The muni bond market includes over 50,000 issuers and a wide range of bond types such as school district bonds and revenue bonds linked to airports or housing authorities. This diversity offers investors many options to fit different risk and return profiles. Municipal bonds also provide federally tax-free income, which is especially valuable in today’s environment with higher tax rates and interest rate fluctuations. Additionally, munis tend to be resilient when interest rates rise and offer strong diversification benefits to balance equity portfolios.
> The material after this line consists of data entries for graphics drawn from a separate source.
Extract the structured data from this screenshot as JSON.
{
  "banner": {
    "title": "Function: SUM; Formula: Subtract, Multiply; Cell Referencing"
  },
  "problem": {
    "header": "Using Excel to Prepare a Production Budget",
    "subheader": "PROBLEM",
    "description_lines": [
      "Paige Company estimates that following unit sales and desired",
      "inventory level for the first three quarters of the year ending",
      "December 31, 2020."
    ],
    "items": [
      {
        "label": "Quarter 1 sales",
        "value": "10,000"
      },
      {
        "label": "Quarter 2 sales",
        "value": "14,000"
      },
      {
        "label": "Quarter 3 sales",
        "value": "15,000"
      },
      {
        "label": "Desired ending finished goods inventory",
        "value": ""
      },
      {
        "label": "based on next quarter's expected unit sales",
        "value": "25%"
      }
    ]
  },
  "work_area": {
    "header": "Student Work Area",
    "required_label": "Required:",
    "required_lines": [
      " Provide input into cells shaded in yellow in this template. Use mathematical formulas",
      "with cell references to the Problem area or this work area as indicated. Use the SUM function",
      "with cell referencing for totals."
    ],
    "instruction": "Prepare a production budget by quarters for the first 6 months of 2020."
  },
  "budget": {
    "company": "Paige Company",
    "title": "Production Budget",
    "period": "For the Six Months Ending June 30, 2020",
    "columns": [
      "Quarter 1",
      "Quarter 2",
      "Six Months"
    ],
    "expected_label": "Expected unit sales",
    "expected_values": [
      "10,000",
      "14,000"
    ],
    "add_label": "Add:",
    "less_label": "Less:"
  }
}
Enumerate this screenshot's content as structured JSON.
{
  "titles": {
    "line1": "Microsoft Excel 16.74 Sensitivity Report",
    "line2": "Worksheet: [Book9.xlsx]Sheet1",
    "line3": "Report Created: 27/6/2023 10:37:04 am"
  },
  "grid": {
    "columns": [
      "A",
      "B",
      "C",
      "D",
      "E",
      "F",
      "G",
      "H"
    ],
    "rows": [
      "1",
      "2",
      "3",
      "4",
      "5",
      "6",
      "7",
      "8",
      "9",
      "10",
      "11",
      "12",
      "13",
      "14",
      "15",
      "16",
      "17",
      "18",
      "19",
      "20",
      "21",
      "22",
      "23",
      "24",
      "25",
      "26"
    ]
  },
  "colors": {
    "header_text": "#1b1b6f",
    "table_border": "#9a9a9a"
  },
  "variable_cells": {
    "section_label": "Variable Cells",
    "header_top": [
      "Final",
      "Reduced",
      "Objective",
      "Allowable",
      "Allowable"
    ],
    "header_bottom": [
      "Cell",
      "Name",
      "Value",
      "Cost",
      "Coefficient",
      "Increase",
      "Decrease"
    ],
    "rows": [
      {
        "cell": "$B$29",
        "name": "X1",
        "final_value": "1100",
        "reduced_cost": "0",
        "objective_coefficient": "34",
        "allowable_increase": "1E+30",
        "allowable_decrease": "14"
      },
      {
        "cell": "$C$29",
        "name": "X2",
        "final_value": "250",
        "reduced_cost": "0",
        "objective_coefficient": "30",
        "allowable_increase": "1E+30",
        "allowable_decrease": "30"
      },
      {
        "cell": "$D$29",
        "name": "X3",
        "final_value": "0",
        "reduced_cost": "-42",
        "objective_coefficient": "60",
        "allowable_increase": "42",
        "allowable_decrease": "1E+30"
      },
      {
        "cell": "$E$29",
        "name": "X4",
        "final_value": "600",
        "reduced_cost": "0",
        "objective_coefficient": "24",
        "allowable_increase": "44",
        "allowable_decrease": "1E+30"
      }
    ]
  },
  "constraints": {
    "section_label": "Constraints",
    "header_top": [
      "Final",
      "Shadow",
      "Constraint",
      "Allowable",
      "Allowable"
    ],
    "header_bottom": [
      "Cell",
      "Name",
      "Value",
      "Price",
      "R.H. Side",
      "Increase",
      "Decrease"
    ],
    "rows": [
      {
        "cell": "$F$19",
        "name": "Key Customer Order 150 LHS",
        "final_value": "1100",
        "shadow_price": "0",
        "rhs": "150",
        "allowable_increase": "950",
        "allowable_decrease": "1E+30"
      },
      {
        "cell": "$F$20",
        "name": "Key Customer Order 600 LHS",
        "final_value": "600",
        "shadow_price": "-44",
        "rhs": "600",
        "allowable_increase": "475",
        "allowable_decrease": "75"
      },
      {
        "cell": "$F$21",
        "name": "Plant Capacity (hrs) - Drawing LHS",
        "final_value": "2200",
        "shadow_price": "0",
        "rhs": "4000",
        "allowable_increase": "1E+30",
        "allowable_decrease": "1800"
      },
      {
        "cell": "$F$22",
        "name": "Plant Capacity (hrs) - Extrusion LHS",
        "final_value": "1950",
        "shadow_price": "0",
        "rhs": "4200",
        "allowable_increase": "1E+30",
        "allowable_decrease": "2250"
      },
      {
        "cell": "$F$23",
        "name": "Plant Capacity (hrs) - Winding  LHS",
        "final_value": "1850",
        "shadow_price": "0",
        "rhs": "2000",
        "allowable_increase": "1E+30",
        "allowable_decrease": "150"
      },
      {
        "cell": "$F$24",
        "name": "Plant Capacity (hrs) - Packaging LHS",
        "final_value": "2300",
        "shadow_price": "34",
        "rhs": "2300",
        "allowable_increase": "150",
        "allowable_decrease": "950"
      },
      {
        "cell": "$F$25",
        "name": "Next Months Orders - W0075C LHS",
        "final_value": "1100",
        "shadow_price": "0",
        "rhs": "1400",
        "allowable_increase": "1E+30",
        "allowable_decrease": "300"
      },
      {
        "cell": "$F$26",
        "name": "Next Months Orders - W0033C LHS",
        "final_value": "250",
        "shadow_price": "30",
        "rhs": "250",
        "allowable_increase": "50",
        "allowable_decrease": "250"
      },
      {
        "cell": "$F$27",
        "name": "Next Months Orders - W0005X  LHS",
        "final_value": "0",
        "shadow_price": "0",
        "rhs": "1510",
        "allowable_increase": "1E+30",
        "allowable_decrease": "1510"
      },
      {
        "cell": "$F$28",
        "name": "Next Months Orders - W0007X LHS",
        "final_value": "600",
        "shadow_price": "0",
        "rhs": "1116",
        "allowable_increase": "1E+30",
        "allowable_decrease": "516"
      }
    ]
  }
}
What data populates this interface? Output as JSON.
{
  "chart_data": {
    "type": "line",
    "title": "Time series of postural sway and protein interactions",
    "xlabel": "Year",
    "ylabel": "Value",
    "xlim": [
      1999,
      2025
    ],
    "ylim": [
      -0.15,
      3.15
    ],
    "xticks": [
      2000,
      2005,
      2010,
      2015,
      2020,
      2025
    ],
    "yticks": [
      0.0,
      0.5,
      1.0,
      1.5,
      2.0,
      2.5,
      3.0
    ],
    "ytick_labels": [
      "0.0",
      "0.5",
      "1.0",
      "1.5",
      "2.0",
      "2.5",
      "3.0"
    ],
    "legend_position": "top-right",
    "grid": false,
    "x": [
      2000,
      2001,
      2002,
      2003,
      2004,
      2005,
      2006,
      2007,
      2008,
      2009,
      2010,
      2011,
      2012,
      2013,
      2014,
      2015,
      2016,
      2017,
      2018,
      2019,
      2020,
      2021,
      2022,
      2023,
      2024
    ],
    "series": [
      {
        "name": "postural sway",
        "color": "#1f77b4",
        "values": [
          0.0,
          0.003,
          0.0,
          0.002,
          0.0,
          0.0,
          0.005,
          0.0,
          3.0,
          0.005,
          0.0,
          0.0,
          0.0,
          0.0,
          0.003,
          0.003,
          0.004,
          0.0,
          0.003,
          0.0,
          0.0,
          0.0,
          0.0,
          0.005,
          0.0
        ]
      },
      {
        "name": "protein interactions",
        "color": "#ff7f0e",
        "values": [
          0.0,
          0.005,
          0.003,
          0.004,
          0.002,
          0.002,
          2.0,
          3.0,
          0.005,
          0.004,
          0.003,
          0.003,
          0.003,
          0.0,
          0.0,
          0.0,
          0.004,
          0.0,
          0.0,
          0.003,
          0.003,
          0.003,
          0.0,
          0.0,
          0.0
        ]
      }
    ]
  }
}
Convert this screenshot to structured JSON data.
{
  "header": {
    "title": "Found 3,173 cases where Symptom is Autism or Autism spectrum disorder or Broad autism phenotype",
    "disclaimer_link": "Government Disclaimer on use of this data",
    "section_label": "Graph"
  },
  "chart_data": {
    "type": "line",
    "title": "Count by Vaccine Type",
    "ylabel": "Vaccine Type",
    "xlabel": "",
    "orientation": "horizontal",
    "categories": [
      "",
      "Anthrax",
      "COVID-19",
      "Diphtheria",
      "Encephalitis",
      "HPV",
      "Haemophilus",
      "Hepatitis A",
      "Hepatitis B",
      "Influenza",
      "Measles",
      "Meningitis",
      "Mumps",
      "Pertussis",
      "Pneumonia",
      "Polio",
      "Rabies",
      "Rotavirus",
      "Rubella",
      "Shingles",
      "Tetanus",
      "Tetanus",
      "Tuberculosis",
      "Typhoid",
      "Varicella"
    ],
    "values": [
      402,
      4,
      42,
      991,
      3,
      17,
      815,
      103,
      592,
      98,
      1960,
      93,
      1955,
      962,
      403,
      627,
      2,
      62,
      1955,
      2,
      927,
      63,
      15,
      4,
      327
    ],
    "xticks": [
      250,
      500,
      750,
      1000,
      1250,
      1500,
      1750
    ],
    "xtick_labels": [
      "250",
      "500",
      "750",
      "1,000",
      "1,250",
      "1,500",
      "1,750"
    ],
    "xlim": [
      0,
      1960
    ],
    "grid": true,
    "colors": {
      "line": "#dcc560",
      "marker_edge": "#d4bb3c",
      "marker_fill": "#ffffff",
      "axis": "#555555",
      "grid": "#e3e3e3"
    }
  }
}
Strategies like the one behind the ALPS Intermediate Municipal Bond ETF (MNBD) highlight the potential benefits of thinking beyond mainstream muni market preferences, leveraging less crowded areas to generate strong risk-adjusted returns.
Spotlight on MNBD’s Approach
Managed by Greg Steer and his team of experienced portfolio managers, MNDB uses a bottom-up, valuation-driven process focused on risk-adjusted returns rather than chasing popular bond segments. The strategy emphasizes finding attractively priced bonds that are not popular with most investors, balancing longer duration zero coupon bonds with floating rate notes to manage interest rate risk, selecting high-quality revenue bonds that offer reliable income and strong credit profiles and maintaining liquidity reserves to stay flexible in volatile markets.